I’m not sure if seeing deer everywhere has given me a case of “buck fever,” or if having buck fever since season is quickly approaching has heightened my senses to where I’m seeing deer everywhere.
In honesty, I think it’s just late October and the deer are on the move, the rut is kicking in, and there are simply more deer coming out of the deep woods to be seen. Either I, or someone close to me, has seen a deer every day for the past couple weeks.
In early to mid-October the state conservation department and some insurance companies always sent out press releases about watching out for deer-vs.-vehicle collisions. And for good reason! I had a doe cross the road in front of me Monday evening. My wife nearly hit a deer late Wednesday evening.
Our daughter has hit two deer in the past month near where she lives and works in southeast Nebraska. And a good friend and hunting buddy nearly totaled out his truck when he was hit head-on by a running 6-point buck last week. He’s a lifelong deer hunter, and bragged that it was the biggest deer he’s ever harvested.
Off the roadways, reports of deer being spotted by hunters are picking up. Our game cameras on our own farm are showing lots of buck and doe movement. My son, who lives on the farm, is seeing deer on the drive in and out or feeding in the field edges nearly every day.
And this past Tuesday he was putting the sneak-and-stalk on a doe with his bow and was interrupted by the sound of a big buck making his presence known coming up the hillside – stomping, snorting and raking the brush with his antlers. He never did see the buck, but the commotion caused the doe to quickly move out of shot range.
We found the early season rubs a month or two ago as the bucks were cleaning off the velvet from their headgear. But in the past week we’re starting to see regularly-used rub lines being created.
And I suspect when I check the game cameras the next time we’ll find fewer pictures of buddy bucks hanging out together as the competition for does ramps up it becomes “every man for himself,” as the old saying goes.
This weekend is the “youth-only firearms” two-day season, with another in late November. We have no youth hunters at this time, but I might very well give it another go with the bow.
I need to mow and trim around the hunting cabin one last time, and move some blinds ahead of the regular firearms season opener in two weeks. I’m also working on building a new elevated blind in my workshop at home, with plans to have it in place by no later than next weekend.
This next week I’ll start thinking about what we’ll be eating in deer camp opening weekend. We have some traditional snacks and foods we take each year. The new snazzy cabin has made meal prep, and every aspect of deer camp, easier than in past years.
All of the utensils and pots and pans, many necessary ingredients, water and a propane cooktop are already there. There’s a supply of firewood cut, split and seasoned and ready for the antique heating stove. The beds are in place with bedding already on them.
These are all things we used to have to pack in each year either ahead of season or on the drive to camp that Friday afternoon. Now there’s solar power for lights, to charge phones or for any other electrical needs.
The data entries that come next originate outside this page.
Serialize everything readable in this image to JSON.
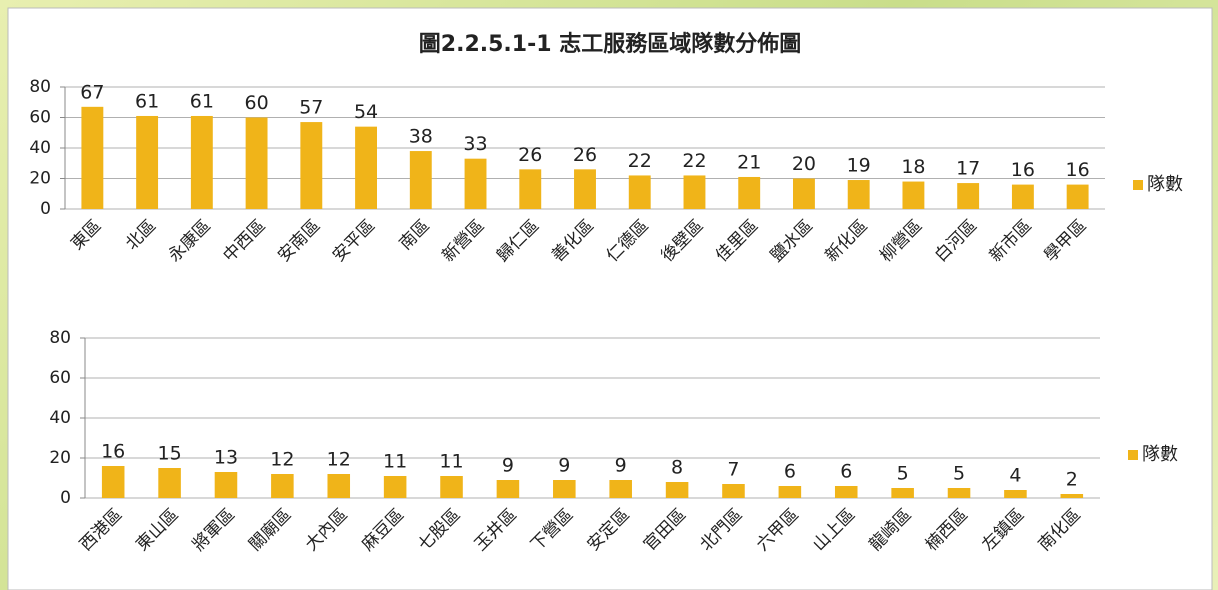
{
  "chart_data": [
    {
      "type": "bar",
      "title": "圖2.2.5.1-1 志工服務區域隊數分佈圖",
      "categories": [
        "東區",
        "北區",
        "永康區",
        "中西區",
        "安南區",
        "安平區",
        "南區",
        "新營區",
        "歸仁區",
        "善化區",
        "仁德區",
        "後壁區",
        "佳里區",
        "鹽水區",
        "新化區",
        "柳營區",
        "白河區",
        "新市區",
        "學甲區"
      ],
      "series": [
        {
          "name": "隊數",
          "color": "#f0b419",
          "values": [
            67,
            61,
            61,
            60,
            57,
            54,
            38,
            33,
            26,
            26,
            22,
            22,
            21,
            20,
            19,
            18,
            17,
            16,
            16
          ]
        }
      ],
      "ylim": [
        0,
        80
      ],
      "yticks": [
        0,
        20,
        40,
        60,
        80
      ],
      "grid": true,
      "legend": "right"
    },
    {
      "type": "bar",
      "categories": [
        "西港區",
        "東山區",
        "將軍區",
        "關廟區",
        "大內區",
        "麻豆區",
        "七股區",
        "玉井區",
        "下營區",
        "安定區",
        "官田區",
        "北門區",
        "六甲區",
        "山上區",
        "龍崎區",
        "楠西區",
        "左鎮區",
        "南化區"
      ],
      "series": [
        {
          "name": "隊數",
          "color": "#f0b419",
          "values": [
            16,
            15,
            13,
            12,
            12,
            11,
            11,
            9,
            9,
            9,
            8,
            7,
            6,
            6,
            5,
            5,
            4,
            2
          ]
        }
      ],
      "ylim": [
        0,
        80
      ],
      "yticks": [
        0,
        20,
        40,
        60,
        80
      ],
      "grid": true,
      "legend": "right"
    }
  ]
}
It hardly feels like “roughing it at deer camp” anymore.
With the exception of finishing and moving that new elevated blind, hauling it down and setting it into place, everything seems ready for opening weekend.
I need to shoot a couple rounds through my rifle to assure the scope is still dead on, and hang the gambrel in the big oak tree to ready it to hoist up that first deer of the weekend. I have my farm tags printed off, and know where the nearest check station is located (to be in compliance with the mandatory CWD sampling opening weekend in the county where the farm is located).
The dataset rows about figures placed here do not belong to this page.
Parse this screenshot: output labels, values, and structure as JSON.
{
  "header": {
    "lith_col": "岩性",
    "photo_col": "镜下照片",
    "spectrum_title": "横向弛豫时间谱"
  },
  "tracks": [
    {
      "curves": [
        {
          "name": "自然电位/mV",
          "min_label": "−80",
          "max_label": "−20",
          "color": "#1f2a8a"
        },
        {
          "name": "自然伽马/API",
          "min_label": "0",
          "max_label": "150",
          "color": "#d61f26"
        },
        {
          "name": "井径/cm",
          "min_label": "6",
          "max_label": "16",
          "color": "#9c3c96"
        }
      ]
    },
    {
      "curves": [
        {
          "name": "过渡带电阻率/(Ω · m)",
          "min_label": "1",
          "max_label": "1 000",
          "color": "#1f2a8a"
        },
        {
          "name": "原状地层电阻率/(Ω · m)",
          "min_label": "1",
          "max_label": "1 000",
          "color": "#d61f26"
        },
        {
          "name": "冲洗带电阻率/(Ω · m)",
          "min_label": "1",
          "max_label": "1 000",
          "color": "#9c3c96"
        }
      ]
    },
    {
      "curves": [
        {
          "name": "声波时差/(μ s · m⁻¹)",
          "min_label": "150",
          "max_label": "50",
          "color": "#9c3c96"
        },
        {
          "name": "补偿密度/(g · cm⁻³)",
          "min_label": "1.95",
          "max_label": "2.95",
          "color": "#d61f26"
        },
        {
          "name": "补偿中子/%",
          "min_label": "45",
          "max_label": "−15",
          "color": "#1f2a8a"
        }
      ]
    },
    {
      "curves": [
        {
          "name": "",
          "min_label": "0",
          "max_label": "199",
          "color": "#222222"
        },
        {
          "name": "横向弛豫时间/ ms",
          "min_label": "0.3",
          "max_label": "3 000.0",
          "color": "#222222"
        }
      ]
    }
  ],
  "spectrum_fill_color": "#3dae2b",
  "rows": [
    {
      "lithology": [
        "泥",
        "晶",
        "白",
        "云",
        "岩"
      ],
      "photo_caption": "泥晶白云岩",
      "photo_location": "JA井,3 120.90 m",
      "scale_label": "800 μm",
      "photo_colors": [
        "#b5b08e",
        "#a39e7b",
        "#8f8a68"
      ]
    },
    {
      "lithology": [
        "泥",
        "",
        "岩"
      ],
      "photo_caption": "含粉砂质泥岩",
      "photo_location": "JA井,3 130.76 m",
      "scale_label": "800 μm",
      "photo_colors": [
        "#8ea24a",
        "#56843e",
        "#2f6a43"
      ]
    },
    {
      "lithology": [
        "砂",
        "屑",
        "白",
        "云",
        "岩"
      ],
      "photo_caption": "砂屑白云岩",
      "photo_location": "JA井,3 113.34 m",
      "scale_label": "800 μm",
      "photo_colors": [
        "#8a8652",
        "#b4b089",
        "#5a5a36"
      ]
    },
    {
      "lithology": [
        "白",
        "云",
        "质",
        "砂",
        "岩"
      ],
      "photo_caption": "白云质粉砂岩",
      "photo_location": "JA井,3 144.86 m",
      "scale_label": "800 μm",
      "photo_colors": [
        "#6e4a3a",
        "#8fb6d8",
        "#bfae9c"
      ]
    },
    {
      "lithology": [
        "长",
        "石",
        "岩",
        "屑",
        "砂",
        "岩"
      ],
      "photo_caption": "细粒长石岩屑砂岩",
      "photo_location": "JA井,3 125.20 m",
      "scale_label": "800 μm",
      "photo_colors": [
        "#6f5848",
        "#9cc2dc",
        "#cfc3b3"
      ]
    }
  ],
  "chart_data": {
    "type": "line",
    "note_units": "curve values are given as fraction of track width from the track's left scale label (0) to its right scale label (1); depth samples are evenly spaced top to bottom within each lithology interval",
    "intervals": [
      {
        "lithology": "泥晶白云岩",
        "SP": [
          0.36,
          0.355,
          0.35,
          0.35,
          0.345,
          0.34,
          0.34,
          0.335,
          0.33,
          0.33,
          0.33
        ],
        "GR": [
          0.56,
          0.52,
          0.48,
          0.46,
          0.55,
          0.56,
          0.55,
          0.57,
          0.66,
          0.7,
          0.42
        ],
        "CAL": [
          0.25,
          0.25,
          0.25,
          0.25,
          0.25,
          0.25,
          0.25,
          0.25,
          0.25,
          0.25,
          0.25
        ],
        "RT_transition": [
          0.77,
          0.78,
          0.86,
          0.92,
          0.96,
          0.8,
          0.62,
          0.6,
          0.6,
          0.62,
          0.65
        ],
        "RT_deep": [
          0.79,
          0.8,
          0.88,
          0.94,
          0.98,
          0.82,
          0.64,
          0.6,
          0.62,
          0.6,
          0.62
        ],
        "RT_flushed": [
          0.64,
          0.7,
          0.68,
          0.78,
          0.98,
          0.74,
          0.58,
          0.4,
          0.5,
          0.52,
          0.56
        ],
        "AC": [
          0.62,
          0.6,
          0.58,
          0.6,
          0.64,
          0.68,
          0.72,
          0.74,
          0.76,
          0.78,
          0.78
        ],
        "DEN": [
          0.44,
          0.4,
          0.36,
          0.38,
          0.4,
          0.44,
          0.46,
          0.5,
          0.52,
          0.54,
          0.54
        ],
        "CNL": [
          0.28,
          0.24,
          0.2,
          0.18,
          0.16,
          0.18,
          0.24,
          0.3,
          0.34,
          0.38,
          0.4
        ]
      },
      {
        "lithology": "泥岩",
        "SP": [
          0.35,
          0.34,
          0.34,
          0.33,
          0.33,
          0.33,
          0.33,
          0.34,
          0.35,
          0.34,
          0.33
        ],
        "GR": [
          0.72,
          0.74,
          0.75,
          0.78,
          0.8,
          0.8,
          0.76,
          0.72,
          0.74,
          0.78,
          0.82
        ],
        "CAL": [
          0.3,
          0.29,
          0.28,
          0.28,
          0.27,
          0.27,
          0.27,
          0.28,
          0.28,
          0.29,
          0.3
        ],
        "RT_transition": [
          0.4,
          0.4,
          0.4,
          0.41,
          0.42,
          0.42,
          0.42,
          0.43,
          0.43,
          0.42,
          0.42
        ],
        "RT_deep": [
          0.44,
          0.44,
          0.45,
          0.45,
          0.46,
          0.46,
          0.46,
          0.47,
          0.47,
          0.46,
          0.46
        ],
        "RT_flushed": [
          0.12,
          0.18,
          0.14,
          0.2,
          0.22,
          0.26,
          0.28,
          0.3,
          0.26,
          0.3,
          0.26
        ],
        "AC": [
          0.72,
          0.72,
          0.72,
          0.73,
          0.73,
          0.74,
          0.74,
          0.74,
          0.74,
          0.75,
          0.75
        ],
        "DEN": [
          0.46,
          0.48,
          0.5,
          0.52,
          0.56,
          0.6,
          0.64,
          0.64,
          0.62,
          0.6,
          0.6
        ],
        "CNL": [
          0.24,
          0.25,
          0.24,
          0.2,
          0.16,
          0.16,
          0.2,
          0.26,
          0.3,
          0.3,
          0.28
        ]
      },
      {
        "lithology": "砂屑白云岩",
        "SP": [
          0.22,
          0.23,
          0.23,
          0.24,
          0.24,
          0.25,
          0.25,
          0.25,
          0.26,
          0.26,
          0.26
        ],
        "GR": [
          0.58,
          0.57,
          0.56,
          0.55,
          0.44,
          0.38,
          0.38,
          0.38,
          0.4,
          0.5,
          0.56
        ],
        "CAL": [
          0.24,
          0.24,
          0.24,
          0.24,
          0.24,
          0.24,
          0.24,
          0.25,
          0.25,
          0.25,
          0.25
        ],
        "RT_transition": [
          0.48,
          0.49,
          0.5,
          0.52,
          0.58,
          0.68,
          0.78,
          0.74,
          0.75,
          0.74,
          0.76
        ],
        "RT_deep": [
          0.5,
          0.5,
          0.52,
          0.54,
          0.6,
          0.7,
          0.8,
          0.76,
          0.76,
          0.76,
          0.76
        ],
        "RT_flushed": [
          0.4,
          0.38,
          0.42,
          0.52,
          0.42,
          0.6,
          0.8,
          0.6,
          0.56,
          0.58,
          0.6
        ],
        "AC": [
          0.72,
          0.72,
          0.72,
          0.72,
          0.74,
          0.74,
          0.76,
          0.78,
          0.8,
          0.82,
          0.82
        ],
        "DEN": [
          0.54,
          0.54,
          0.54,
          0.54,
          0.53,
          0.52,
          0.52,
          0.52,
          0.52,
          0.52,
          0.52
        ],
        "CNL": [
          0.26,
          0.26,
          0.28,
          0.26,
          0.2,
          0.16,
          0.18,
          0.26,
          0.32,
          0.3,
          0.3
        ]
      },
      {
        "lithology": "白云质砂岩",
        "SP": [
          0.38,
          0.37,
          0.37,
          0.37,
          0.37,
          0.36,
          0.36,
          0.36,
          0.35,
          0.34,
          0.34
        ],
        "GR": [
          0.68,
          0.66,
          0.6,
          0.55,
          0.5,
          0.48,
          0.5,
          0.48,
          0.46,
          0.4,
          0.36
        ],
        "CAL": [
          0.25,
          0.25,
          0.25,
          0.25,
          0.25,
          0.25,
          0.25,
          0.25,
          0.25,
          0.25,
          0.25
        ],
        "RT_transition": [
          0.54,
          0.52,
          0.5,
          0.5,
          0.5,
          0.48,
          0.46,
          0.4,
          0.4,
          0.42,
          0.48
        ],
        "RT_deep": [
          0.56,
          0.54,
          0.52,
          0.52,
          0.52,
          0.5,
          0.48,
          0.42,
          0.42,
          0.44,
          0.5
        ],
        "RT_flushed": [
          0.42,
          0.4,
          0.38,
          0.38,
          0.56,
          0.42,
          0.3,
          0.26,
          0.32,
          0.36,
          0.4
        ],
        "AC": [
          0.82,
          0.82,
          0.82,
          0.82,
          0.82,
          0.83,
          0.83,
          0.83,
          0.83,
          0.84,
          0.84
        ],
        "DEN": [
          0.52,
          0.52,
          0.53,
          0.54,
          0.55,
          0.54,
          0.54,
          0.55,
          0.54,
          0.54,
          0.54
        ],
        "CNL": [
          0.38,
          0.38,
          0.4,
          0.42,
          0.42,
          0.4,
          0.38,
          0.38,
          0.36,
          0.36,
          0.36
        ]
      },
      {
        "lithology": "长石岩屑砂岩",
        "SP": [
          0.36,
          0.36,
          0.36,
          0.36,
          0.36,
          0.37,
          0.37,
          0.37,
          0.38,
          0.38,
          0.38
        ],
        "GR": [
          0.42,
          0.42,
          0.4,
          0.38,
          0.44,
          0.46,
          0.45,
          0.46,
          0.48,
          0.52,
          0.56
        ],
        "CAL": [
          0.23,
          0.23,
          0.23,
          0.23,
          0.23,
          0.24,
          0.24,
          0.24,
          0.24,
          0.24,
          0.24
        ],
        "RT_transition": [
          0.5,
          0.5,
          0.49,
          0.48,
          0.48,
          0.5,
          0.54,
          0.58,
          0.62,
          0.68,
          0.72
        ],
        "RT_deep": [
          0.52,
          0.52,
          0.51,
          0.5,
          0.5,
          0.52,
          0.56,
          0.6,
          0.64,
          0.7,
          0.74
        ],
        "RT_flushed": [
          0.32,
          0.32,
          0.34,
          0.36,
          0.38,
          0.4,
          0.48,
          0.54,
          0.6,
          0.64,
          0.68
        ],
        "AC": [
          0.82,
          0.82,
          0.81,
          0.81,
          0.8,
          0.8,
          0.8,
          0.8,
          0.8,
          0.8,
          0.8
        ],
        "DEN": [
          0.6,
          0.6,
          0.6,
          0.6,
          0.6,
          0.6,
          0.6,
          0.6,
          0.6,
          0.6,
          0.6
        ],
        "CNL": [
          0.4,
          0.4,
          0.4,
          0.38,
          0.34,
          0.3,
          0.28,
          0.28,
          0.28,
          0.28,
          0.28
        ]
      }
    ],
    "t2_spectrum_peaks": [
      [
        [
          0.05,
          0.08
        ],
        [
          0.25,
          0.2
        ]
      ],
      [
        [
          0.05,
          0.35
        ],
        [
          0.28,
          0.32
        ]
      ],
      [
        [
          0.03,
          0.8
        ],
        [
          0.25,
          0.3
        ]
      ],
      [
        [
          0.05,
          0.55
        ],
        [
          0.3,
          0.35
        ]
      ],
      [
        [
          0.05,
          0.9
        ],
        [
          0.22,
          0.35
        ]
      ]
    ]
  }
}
Archery season hasn’t gone as well so far as I’d hoped, but I have high expectations of rifle season. I missed two deer opening weekend of archery season back in September, and haven’t had a good shot to take since.
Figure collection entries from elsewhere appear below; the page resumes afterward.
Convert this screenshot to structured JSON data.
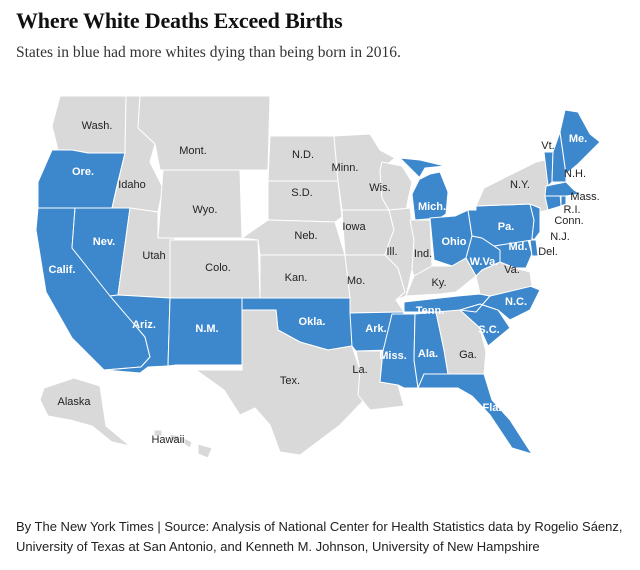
{
  "title": "Where White Deaths Exceed Births",
  "subtitle": "States in blue had more whites dying than being born in 2016.",
  "credit": "By The New York Times | Source: Analysis of National Center for Health Statistics data by Rogelio Sáenz, University of Texas at San Antonio, and Kenneth M. Johnson, University of New Hampshire",
  "colors": {
    "highlight": "#3d87cc",
    "other": "#d9d9d9",
    "highlight_text": "#ffffff",
    "other_text": "#222222"
  },
  "states": [
    {
      "id": "wa",
      "label": "Wash.",
      "highlight": false
    },
    {
      "id": "or",
      "label": "Ore.",
      "highlight": true
    },
    {
      "id": "ca",
      "label": "Calif.",
      "highlight": true
    },
    {
      "id": "nv",
      "label": "Nev.",
      "highlight": true
    },
    {
      "id": "id",
      "label": "Idaho",
      "highlight": false
    },
    {
      "id": "mt",
      "label": "Mont.",
      "highlight": false
    },
    {
      "id": "wy",
      "label": "Wyo.",
      "highlight": false
    },
    {
      "id": "ut",
      "label": "Utah",
      "highlight": false
    },
    {
      "id": "co",
      "label": "Colo.",
      "highlight": false
    },
    {
      "id": "az",
      "label": "Ariz.",
      "highlight": true
    },
    {
      "id": "nm",
      "label": "N.M.",
      "highlight": true
    },
    {
      "id": "nd",
      "label": "N.D.",
      "highlight": false
    },
    {
      "id": "sd",
      "label": "S.D.",
      "highlight": false
    },
    {
      "id": "ne",
      "label": "Neb.",
      "highlight": false
    },
    {
      "id": "ks",
      "label": "Kan.",
      "highlight": false
    },
    {
      "id": "ok",
      "label": "Okla.",
      "highlight": true
    },
    {
      "id": "tx",
      "label": "Tex.",
      "highlight": false
    },
    {
      "id": "mn",
      "label": "Minn.",
      "highlight": false
    },
    {
      "id": "ia",
      "label": "Iowa",
      "highlight": false
    },
    {
      "id": "mo",
      "label": "Mo.",
      "highlight": false
    },
    {
      "id": "ar",
      "label": "Ark.",
      "highlight": true
    },
    {
      "id": "la",
      "label": "La.",
      "highlight": false
    },
    {
      "id": "wi",
      "label": "Wis.",
      "highlight": false
    },
    {
      "id": "il",
      "label": "Ill.",
      "highlight": false
    },
    {
      "id": "mi",
      "label": "Mich.",
      "highlight": true
    },
    {
      "id": "in",
      "label": "Ind.",
      "highlight": false
    },
    {
      "id": "oh",
      "label": "Ohio",
      "highlight": true
    },
    {
      "id": "ky",
      "label": "Ky.",
      "highlight": false
    },
    {
      "id": "tn",
      "label": "Tenn.",
      "highlight": true
    },
    {
      "id": "ms",
      "label": "Miss.",
      "highlight": true
    },
    {
      "id": "al",
      "label": "Ala.",
      "highlight": true
    },
    {
      "id": "ga",
      "label": "Ga.",
      "highlight": false
    },
    {
      "id": "fl",
      "label": "Fla.",
      "highlight": true
    },
    {
      "id": "sc",
      "label": "S.C.",
      "highlight": true
    },
    {
      "id": "nc",
      "label": "N.C.",
      "highlight": true
    },
    {
      "id": "va",
      "label": "Va.",
      "highlight": false
    },
    {
      "id": "wv",
      "label": "W.Va.",
      "highlight": true
    },
    {
      "id": "md",
      "label": "Md.",
      "highlight": true
    },
    {
      "id": "de",
      "label": "Del.",
      "highlight": true
    },
    {
      "id": "pa",
      "label": "Pa.",
      "highlight": true
    },
    {
      "id": "nj",
      "label": "N.J.",
      "highlight": true
    },
    {
      "id": "ny",
      "label": "N.Y.",
      "highlight": false
    },
    {
      "id": "ct",
      "label": "Conn.",
      "highlight": true
    },
    {
      "id": "ri",
      "label": "R.I.",
      "highlight": true
    },
    {
      "id": "ma",
      "label": "Mass.",
      "highlight": true
    },
    {
      "id": "vt",
      "label": "Vt.",
      "highlight": true
    },
    {
      "id": "nh",
      "label": "N.H.",
      "highlight": true
    },
    {
      "id": "me",
      "label": "Me.",
      "highlight": true
    },
    {
      "id": "ak",
      "label": "Alaska",
      "highlight": false
    },
    {
      "id": "hi",
      "label": "Hawaii",
      "highlight": false
    }
  ]
}
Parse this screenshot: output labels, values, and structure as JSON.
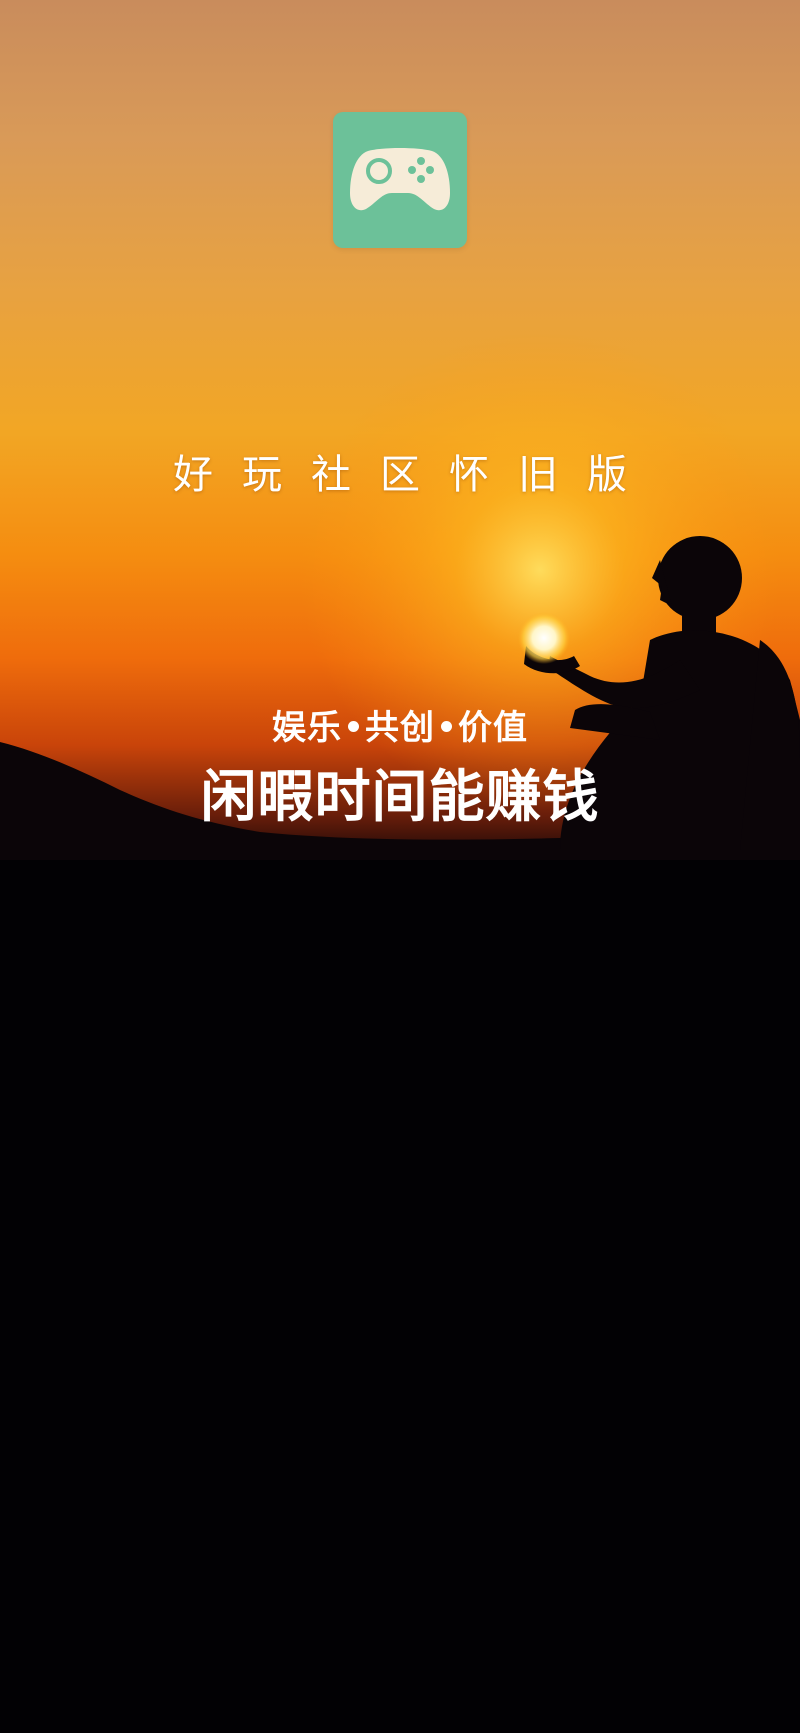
{
  "splash": {
    "app_name": "好玩社区怀旧版",
    "app_icon": "gamepad-icon",
    "slogan_parts": [
      "娱乐",
      "共创",
      "价值"
    ],
    "headline": "闲暇时间能赚钱"
  },
  "colors": {
    "icon_background": "#6cc199",
    "icon_gamepad": "#f6ecd8",
    "icon_buttons": "#6cc199",
    "sky_top": "#d49a5e",
    "sky_mid": "#f0a030",
    "sky_low": "#e86a10",
    "silhouette": "#0b0508",
    "ground": "#020104",
    "text": "#ffffff"
  }
}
My food plots didn’t grow out as hoped. The fall plantings started off great but then fizzled out with the planted varieties pushed out by weeds and the native grasses. I’m thinking it was a combination of a lack of fertilizing early on, and the deer browsing the tender plant shoots before they could get a good start.
This is also just my second year of archery hunting, and my first to be really serious about it. And I’ve discovered my blind placement wasn’t as optimal as it could have been. I’ll have my blinds in better places after the rifle season.
Had using a rifle been an option for the deer I have seen while bow hunting, the freezer would already be full. But there’s always the next time out with the bow.
And rifle season is just two weeks away!